Dame nature, ou toute autre divinité, nous a donné des sens pour l’appréhender. Six, dit-on. C’est par nos sens que nous percevons ce qui nous entoure et qu’ensuite, seulement ensuite, l’humain peut penser. On ne peut penser, ou réfléchir, ou imaginer, ou discuter, ou dessiner, ou parler de quoi que ce soit qui n’ai été auparavant… « senti ». Nos pensées sont des réactions à nos sens, nos sentiments sont liés à nos sens. Pour aimer ou ne pas aimer, il faut d’abord sentir, ou ressentir.
Et que veut dire res-sentir ? Sentir est la fonction de nos sens. La rose que vous tenez à la main interagit avec vous par tous les sens. La vue, tout d’abord, elle est belle, elle est rouge, ses pétales se serrent autour d’un coeur fragile et précieux, la peau veloutée, vous la voyez belle. Ensuite vous la portez à vos narines, la douce exhalaison vous chatouille le nez, vous humez, encore et encore. Votre odorat est en éveil et il invite votre bouche à goûter… Vous léchez le pétale, il déclenche une envie de gourmandise qui vous fait saliver. Et là, vous aviez oublié que la belle rose a des épines, votre doigt saigne, la douleur a été immédiate et forte, mais déjà finie, car vous sucez la plaie. Vous avez touché l’épine, elle vous a blessé, vous a griffé. Votre peau est marquée.

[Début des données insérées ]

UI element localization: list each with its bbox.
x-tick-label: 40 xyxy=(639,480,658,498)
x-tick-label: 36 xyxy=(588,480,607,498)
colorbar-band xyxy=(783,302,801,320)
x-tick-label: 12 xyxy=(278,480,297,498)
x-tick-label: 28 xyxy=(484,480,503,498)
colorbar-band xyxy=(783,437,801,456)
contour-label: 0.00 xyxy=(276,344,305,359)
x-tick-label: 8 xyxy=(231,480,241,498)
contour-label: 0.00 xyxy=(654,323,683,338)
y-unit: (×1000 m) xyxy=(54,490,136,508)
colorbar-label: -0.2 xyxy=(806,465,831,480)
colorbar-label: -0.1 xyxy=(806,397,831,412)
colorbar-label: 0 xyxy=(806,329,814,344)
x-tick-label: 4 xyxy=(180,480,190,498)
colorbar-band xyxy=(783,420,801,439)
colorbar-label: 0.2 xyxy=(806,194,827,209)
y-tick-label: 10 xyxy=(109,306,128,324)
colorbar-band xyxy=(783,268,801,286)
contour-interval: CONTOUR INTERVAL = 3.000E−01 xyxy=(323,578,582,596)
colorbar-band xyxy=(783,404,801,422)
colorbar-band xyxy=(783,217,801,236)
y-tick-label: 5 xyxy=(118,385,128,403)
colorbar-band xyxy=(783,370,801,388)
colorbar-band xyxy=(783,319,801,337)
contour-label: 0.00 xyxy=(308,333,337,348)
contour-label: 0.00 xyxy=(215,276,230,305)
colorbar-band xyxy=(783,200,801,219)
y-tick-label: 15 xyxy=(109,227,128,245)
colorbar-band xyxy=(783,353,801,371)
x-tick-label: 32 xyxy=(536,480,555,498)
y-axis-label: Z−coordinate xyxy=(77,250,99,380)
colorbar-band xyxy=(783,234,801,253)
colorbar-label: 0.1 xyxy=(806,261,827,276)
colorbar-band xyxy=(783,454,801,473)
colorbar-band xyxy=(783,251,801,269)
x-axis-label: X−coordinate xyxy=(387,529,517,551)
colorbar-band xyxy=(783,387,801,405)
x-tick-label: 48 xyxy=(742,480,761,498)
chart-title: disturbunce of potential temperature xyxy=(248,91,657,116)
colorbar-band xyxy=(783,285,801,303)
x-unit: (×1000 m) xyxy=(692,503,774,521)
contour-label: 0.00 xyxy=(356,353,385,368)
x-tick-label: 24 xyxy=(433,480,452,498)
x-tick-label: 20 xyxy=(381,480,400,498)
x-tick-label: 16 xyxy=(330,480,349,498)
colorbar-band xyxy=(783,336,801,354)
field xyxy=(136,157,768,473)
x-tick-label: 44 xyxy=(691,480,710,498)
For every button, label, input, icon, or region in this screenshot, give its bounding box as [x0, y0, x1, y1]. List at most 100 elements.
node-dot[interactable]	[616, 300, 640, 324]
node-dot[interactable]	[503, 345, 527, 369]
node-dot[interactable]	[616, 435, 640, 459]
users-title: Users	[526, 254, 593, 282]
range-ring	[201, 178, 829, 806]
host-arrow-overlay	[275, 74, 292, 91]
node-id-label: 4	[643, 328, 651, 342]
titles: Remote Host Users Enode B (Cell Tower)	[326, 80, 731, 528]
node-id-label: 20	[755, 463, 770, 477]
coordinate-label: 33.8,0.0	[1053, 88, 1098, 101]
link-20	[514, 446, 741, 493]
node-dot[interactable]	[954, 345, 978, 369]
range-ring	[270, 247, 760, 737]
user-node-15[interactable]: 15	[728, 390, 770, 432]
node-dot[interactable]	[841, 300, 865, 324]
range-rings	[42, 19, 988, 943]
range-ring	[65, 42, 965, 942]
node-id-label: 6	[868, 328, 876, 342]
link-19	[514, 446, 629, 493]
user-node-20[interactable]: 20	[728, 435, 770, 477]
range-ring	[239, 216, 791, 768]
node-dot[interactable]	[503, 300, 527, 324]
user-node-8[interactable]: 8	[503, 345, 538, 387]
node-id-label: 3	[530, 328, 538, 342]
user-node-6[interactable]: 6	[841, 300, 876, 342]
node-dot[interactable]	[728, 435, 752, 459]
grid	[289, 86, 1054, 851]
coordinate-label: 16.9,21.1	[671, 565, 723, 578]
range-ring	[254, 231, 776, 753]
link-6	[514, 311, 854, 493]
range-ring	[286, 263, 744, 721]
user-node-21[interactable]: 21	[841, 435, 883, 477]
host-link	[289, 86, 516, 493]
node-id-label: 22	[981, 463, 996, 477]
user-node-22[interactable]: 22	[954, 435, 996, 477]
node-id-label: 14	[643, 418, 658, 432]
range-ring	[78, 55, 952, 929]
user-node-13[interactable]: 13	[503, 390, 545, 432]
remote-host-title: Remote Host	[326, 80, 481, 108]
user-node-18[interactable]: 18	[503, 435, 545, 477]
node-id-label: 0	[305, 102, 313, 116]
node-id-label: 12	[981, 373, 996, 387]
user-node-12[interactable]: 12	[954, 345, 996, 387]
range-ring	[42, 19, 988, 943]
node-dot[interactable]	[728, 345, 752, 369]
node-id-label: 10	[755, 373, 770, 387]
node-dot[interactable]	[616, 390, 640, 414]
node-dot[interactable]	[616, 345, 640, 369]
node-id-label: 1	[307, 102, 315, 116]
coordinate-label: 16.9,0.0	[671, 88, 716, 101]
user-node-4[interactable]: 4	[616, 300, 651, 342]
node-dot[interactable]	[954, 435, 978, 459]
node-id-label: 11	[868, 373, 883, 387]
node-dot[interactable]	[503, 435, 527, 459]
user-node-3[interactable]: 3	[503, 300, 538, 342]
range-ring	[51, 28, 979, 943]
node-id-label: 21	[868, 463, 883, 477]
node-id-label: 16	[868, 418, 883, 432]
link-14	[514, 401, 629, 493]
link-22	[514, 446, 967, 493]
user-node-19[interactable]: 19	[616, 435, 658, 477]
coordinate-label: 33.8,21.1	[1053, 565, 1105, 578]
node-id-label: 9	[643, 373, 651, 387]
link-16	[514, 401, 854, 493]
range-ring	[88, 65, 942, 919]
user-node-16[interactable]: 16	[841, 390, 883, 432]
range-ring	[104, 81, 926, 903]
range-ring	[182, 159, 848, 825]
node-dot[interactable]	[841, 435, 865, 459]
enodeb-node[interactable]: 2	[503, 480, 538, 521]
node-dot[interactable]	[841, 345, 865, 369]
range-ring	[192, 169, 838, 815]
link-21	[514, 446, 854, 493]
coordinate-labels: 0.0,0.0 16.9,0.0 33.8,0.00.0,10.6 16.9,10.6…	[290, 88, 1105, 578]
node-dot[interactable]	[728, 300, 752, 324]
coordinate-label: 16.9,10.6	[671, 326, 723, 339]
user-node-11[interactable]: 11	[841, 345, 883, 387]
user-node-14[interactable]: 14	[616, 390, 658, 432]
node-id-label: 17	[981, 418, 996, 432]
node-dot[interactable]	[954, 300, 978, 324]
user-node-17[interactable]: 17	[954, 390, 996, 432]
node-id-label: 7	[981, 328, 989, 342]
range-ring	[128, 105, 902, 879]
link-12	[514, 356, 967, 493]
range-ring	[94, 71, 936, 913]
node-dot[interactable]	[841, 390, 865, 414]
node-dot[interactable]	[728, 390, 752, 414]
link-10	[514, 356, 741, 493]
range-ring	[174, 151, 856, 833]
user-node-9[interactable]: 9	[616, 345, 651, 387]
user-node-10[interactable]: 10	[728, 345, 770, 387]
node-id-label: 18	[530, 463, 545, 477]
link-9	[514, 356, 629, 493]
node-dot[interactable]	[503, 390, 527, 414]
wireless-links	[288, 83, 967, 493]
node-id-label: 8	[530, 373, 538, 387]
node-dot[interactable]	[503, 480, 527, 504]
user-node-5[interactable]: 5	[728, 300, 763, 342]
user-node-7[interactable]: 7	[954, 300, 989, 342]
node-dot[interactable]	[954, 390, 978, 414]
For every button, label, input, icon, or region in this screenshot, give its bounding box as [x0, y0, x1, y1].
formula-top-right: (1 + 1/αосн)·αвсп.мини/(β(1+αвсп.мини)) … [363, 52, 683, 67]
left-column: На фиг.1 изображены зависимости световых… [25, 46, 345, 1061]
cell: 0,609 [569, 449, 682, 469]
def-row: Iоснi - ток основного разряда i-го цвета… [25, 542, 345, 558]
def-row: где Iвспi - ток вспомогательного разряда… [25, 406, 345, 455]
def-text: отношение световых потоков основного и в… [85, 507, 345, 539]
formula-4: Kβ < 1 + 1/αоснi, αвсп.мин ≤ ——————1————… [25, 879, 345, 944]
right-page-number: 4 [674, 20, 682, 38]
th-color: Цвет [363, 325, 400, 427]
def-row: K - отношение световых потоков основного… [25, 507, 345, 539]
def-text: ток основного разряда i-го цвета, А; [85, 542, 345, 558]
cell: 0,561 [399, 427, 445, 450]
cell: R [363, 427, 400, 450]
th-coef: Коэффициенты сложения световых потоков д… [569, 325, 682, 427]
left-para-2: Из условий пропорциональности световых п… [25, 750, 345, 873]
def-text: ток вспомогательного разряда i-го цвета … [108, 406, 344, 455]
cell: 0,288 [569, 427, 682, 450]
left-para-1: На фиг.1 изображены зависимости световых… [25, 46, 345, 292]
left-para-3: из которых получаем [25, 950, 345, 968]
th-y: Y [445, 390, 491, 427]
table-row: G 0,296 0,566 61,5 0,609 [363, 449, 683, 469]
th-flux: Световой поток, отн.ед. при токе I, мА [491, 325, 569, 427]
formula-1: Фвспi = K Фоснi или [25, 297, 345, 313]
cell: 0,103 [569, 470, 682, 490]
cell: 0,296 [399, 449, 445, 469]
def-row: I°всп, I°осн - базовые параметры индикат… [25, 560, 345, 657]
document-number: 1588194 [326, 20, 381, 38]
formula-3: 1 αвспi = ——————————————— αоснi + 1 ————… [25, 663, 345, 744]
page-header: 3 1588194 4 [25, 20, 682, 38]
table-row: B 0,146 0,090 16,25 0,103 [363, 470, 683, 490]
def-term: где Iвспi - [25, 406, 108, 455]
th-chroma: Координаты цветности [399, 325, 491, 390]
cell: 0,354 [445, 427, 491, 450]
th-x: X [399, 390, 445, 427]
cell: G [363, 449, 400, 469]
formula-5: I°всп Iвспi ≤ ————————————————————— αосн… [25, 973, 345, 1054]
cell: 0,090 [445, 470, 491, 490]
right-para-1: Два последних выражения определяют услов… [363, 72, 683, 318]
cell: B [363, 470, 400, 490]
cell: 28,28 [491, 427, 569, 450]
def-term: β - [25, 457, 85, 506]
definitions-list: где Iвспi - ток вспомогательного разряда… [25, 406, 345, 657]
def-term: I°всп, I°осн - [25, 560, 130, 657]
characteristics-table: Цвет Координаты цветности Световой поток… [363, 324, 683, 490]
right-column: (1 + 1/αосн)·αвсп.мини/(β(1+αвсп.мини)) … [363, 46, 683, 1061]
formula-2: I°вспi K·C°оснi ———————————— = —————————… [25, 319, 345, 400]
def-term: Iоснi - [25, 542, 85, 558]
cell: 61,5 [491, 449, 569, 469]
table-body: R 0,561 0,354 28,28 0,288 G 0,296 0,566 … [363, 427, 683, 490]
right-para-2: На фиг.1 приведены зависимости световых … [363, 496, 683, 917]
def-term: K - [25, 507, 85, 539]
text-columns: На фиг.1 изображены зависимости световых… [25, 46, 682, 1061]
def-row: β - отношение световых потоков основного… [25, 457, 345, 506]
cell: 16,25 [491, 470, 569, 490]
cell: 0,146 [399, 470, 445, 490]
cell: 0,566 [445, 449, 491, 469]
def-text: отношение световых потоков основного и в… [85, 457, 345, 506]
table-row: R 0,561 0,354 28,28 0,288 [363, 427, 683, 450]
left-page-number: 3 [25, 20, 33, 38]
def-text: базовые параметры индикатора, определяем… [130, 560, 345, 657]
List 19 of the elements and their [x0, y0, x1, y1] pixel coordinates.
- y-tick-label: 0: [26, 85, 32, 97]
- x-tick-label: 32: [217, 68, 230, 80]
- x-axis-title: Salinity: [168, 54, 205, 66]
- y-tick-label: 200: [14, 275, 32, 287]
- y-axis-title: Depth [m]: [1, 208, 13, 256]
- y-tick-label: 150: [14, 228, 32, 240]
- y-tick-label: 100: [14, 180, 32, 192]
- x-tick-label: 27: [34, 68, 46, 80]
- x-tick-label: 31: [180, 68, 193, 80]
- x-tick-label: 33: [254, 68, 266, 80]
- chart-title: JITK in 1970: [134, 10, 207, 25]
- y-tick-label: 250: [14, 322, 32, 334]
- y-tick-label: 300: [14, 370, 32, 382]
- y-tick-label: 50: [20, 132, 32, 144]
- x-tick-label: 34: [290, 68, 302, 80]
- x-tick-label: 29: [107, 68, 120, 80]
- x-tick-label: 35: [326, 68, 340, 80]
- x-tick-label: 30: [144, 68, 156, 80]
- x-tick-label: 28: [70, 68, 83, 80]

Vous entendez presque la rose dire « excuse-moi », votre oreille et attentive, elle écoute…
Votre sens qu’on dit sixième vous chuchote qu’elle vous fait penser à votre amie, celle qui vous parle le matin… et le téléphone sonne, c’est elle.
Nos sens sont nombreux pour nous permettre à donner plusieurs dimensions à chaque chose que l’on croise, à chaque événement que l’on vit. Cette richesse permet de voir en la rose une belle fleur, qui sent très bon, qui nous caresse ou nous pique, qui nous donne envie de croquer ses pétales et qui nous fait penser à des femmes belles comme elle. Tous les sens sont on exergue, on se comble de notre présence par toutes ces merveilleuses perceptions.
Que ce soit la rose ou la femme, la beauté réside dans les sens attisés, éblouis, charmés, heurtés parfois qui sont vécus dans le moment ou dans le souvenir.
Oui mais… la femme, du moins certaines d’entre elles,  se prive de tous ses sens. La femme des magazines se voit sur image en deux dimensions. La femme est une photo, un tableau… sans parler des retouches… Seul le sens de la vue est aiguisé. La femme de papier n’a plus d’odeur, plus de goût, plus de toucher, plus de sons. Elle n’est que le reflet pâle, figé, glacé de la femme qu’elle n’est pas dans sa réalité. L’image tue les sens. L’image glace la femme, qui n’existe pas.
Madame, éteignez l’image, et la Femme sera.